The Broncos don’t have a huge class, but it has top-end talent and depth that’s highly unusual for a non-power conference team.
Right now, Boise State has just 15 players committed in their 2019 class. That isn’t very big, which is why you aren’t seeing Boise State crack the top 40 in the national rankings yet (they’re currently 53rd). But the Broncos have three blue-chip (four or five star) recruits committed via the 247Sports Composite rankings, and another, running back George Holani, who has a four-star rating from at least one recruiting service.
Their top commit, quarterback Hank Bachmeier, has a .9116 composite ranking, and had offers from a slew of power programs, like Cal, Colorado, Boston College, Washington State, and Ole Miss.
No other school outside of the Power 5 has three blue chip commits. The entire American Athletic Conference doesn’t have one at the moment.
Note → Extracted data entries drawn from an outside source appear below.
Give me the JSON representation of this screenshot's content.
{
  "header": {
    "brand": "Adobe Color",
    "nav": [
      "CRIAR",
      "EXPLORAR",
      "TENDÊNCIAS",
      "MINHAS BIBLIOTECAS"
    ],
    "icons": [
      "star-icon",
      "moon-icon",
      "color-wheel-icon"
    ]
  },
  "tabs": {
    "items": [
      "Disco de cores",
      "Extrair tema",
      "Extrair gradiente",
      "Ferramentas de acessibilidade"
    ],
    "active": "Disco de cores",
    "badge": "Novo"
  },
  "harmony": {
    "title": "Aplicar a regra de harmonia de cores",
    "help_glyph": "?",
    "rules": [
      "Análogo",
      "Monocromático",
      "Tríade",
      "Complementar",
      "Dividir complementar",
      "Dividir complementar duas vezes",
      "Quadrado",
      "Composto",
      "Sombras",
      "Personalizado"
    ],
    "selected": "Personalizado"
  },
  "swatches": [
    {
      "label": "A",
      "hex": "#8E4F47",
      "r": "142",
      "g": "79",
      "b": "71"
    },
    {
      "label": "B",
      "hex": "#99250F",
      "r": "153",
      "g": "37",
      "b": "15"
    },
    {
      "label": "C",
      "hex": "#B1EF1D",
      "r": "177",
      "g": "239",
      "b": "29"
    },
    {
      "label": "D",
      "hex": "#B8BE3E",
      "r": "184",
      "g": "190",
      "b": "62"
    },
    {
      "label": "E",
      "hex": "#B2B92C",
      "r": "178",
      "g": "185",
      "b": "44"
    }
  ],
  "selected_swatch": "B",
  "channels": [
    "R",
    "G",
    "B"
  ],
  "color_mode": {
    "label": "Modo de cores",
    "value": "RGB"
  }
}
In fact, the only other school outside the P5 with a single four-star commit is BYU.
Getting one four-star is a pretty big accomplishment for a non-power school. Getting three or more? That’s only happened twice since 2005 (or around the time when national recruiting rankings became pretty stable), with 2010 BYU and 2016 Houston, who had four.
By some measures, this might actually be the best non-power recruiting class ever.
In terms of pure Composite score, the top class ever was 2010 BYU, with a 211.56 rating. That class was headlined by quarterback Jake Heaps (a high-four star), wideout Ross Apo, and defensive end Bronson Kaufusi. That class was also the highest ranked among any non-power ever, finishing 33rd in the in the 247Sports Composite. But it was also a pretty large class.
2016 Houston finished 36th in the country, with a total composite ranking of 201.5. Its top player, five-star defensive tackle Ed Oliver, dwarfs the best signing for any other recent non-power school. Houston also added four-star wideouts Courtney Lark and Tre’Davian Dickson, and a slew of other high three-star kids.
Boise won’t sniff those total Composite ratings, due to its smaller class size, and probably won’t finish with a class ranked higher than 40. But its average rating per recruit, currently at 85.78, is better than 2016 Houston (which included Oliver!) or 2010 BYU. That’s a better rating than plenty of Power 5 classes currently ranked in the 40s, like North Carolina, Pitt, Oklahoma State, or Wake Forest.
Signing top prospects is no guarantee of success anywhere, but Boise State is well stocked for the future,
Houston’s 2016 class worked out great for them. Oliver was one of the best players in college football, and the Cougars won a New Year’s Six bowl.
However, BYU’s 2010 headliners mostly failed to live up to their lofty billing. Other non-power schools who have signed blue-chippers in recent memory have struggled to keep those players enrolled or realized they were mis-evaluated.
But even if not every four-star pans out, Boise State has a significant recruiting edge over its Mountain West rivals, and should be set up to keep competing for MWC titles and New Year’s bowls in the near future.